Franco no tuvo el valor de seguir a Katherine. Se quedó de pie, clavado en el sitio, mirando a Johana y Juan disfrutar de un resplandor post-orgásmico, intercambiando suaves besos y caricias, con la polla de él todavía firmemente enterrada dentro del coño de ella. Los invitados, que habían estado masturbándose libremente durante toda la ceremonia, parecían tomar el clímax de la pareja como un permiso para descender a una orgía en toda regla, y fue sólo cuando la habitación estaba empezando a convertirse en una masa retorcida de delirio incestuoso que Franco vagó aturdido de vuelta a la sala principal de eventos.
El ambiente no era en absoluto casto, pero al menos había espacio para respirar y reflexionar.
Todavía le hormigueaban los labios con el recuerdo de los besos de la noche anterior. Comparados con el resto de los pasajeros, apenas habían hecho nada tabú, pero sabía que era una línea que no podían descruzar. ¿Cómo iban a volver a sus vidas normales después de todo lo que habían aprendido? ¿Podría Franco besar a su novia de vuelta a casa sin imaginarse la suave boca de Katherine?
La brecha entre ellos se haría más grande que antes, hasta que fueran prácticamente extraños. A menos que optaran por la otra opción.
Empujando hacia adelante.
Era una locura pensar en ello. No quería pensar en ello. Pero había oído tantas historias de incesto en las que el sexo no había debilitado su conexión. Tantas historias donde las chicas hicieron el primer movimiento.
—Porque es lo que mi hija quiere. Y nunca puedo decirle que no. No sé si está bien. Probablemente no lo sea. Pero la hace feliz, y eso es todo lo que puedo desear.
Pensando en las palabras de Diego, Franco salió de la sala principal y se dirigió a un pasillo lateral en busca de paz y tranquilidad. En lugar de eso, como era de esperar, se encontró con otra sesión de celo. Era casi demasiado banal como para reaccionar, excepto por el reconocimiento de la chica, mejor dicho mujer, que estaba siendo follada: Marcela, la terapeuta que había presentado el llamativo taller al que él y Katherine habían asistido por error. Pero, ¿quién era el viejo que se la follaba?

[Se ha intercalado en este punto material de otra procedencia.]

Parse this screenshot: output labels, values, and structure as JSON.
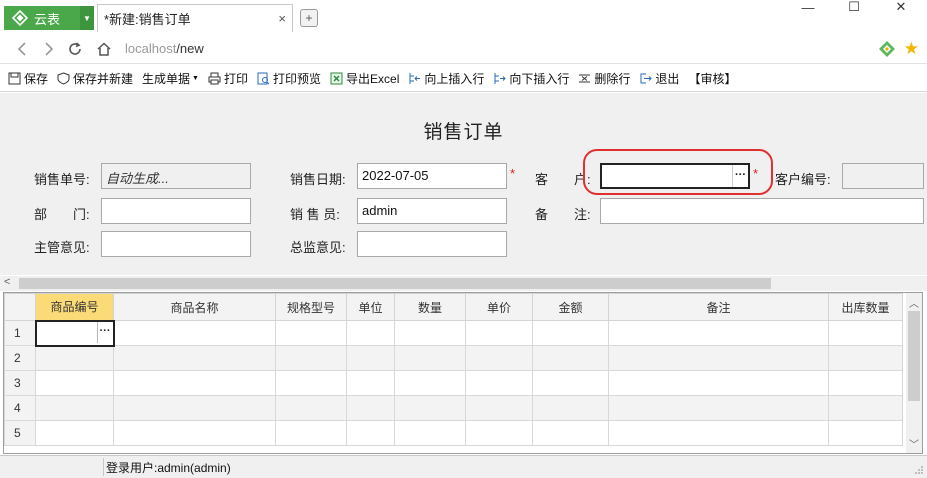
{
  "app": {
    "name": "云表"
  },
  "tab": {
    "title": "*新建:销售订单",
    "close": "×",
    "new_tab": "+"
  },
  "window": {
    "minimize": "—",
    "maximize": "☐",
    "close": "✕"
  },
  "address": {
    "host": "localhost",
    "path": "/new"
  },
  "toolbar": {
    "items": [
      {
        "label": "保存",
        "icon": "save-icon"
      },
      {
        "label": "保存并新建",
        "icon": "save-new-icon"
      },
      {
        "label": "生成单据",
        "icon": "dropdown"
      },
      {
        "label": "打印",
        "icon": "print-icon"
      },
      {
        "label": "打印预览",
        "icon": "print-preview-icon"
      },
      {
        "label": "导出Excel",
        "icon": "excel-icon"
      },
      {
        "label": "向上插入行",
        "icon": "insert-above-icon"
      },
      {
        "label": "向下插入行",
        "icon": "insert-below-icon"
      },
      {
        "label": "删除行",
        "icon": "delete-row-icon"
      },
      {
        "label": "退出",
        "icon": "exit-icon"
      },
      {
        "label": "【审核】",
        "icon": ""
      }
    ]
  },
  "form": {
    "title": "销售订单",
    "order_no": {
      "label": "销售单号:",
      "value": "自动生成..."
    },
    "sale_date": {
      "label": "销售日期:",
      "value": "2022-07-05",
      "required": "*"
    },
    "customer": {
      "label": "客　　户:",
      "value": "",
      "required": "*",
      "ellipsis": "···"
    },
    "customer_no": {
      "label": "客户编号:",
      "value": ""
    },
    "dept": {
      "label": "部　　门:",
      "value": ""
    },
    "salesperson": {
      "label": "销 售 员:",
      "value": "admin"
    },
    "remark": {
      "label": "备　　注:",
      "value": ""
    },
    "manager_opinion": {
      "label": "主管意见:",
      "value": ""
    },
    "director_opinion": {
      "label": "总监意见:",
      "value": ""
    }
  },
  "grid": {
    "columns": [
      "商品编号",
      "商品名称",
      "规格型号",
      "单位",
      "数量",
      "单价",
      "金额",
      "备注",
      "出库数量"
    ],
    "rows": [
      "1",
      "2",
      "3",
      "4",
      "5"
    ],
    "cell_ellipsis": "···"
  },
  "status": {
    "user": "登录用户:admin(admin)"
  },
  "colors": {
    "brand_green": "#4aa84a",
    "highlight_red": "#e03030",
    "active_header": "#fbdb78",
    "star": "#f2b400"
  }
}
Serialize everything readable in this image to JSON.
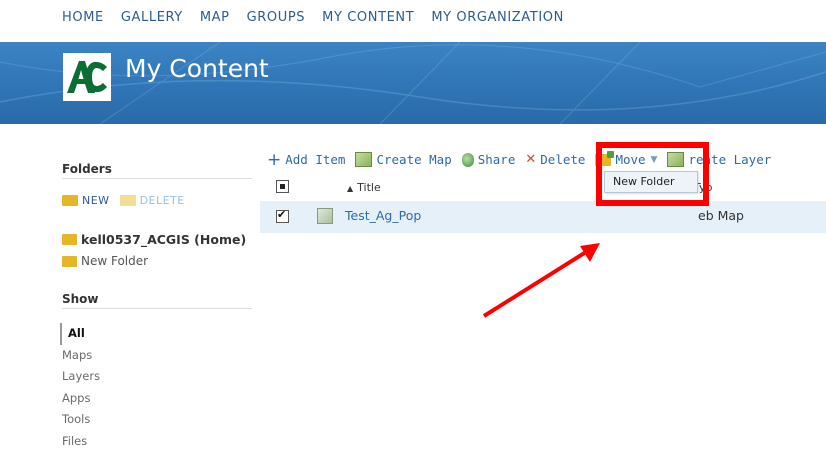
{
  "nav": {
    "items": [
      "HOME",
      "GALLERY",
      "MAP",
      "GROUPS",
      "MY CONTENT",
      "MY ORGANIZATION"
    ]
  },
  "banner": {
    "title": "My Content",
    "color": "#2f74b5"
  },
  "folders": {
    "heading": "Folders",
    "new_label": "NEW",
    "delete_label": "DELETE",
    "items": [
      {
        "label": "kell0537_ACGIS (Home)"
      },
      {
        "label": "New Folder"
      }
    ]
  },
  "show": {
    "heading": "Show",
    "items": [
      "All",
      "Maps",
      "Layers",
      "Apps",
      "Tools",
      "Files"
    ],
    "active": "All"
  },
  "toolbar": {
    "add_item": "Add Item",
    "create_map": "Create Map",
    "share": "Share",
    "delete": "Delete",
    "move": "Move",
    "create_layer": "Create Layer",
    "create_layer_visible": "reate Layer"
  },
  "table": {
    "col_title": "Title",
    "col_type": "Typ",
    "rows": [
      {
        "title": "Test_Ag_Pop",
        "type": "Web Map",
        "type_visible": "eb Map",
        "checked": true
      }
    ]
  },
  "move_dropdown": {
    "items": [
      "New Folder"
    ]
  },
  "annotation": {
    "highlight_color": "#ff0000"
  }
}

—Usted es el padre de Katherine, ¿verdad?—, dijo Marcela con la misma naturalidad que si se hubieran encontrado por la calle. Franco asintió, y ella miró hacia atrás por encima del hombro con una sonrisa. —Son la pareja de la que nos habló Alberto, papá.
El anciano emitió un sonido de reconocimiento. —Ah, Puedes llamarme David. Alberto me envió algunos de sus trabajos. Impresionante.
—¿Has visto mis programas de televisión?
—Entre otras cosas. La escena del beso de ayer fue otra cosa.
A Franco se le heló el estómago. Marcela soltó una risita y David frenó sus embestidas para reírse con ella.
—Sabes lo de las cámaras, ¿no? ¿Por qué tanta sorpresa?
—¿Lo has organizado tú?— preguntó Franco. Estaba atónito y furioso a partes iguales, completamente incapacitado para reaccionar ante aquella situación de locos. —¿Este crucero?
—No sé si alguien lo organiza realmente. Todos colaboramos. Alberto, Ricardo y los demás hacen la mayor parte del trabajo pesado. Pero supongo que yo fui uno de los creadores del concepto, sí—. Un movimiento de caderas particularmente bien angulado hizo que Marcela se retorciera bajo sus manos. —La madre de mi niña me introdujo en este delicioso estilo de vida. Sólo quería difundir la alegría.
—Estás enfermo—, fue todo lo que Franco pudo decir.
—A juzgar por el estado de tu pene, tú también.
Franco bajó la mirada hacia la rígida erección que humeaba entre sus piernas. Cuando se volvió hacia David y Marcela, había verdadero dolor en sus ojos. —¿Por qué haces esto?
—Nombra una manera mejor de formar una red férrea que compartir un secreto como éste—, los movimientos de David se aceleraron, puntuando cada palabra con un grito agudo de Marcela.
Sin palabras, Franco vio cómo el viejo se empinaba con un gruñido y disparaba su carga dentro de su hija, de la misma manera que lo había hecho desde que él y su esposa decidieron que Marcela estaba lista para procrear. ¿Y Marcela? Su máscara de profesionalidad y serenidad se rompió por completo y recibió la corrida de David con la expresión de alegría más genuina que Franco había visto jamás.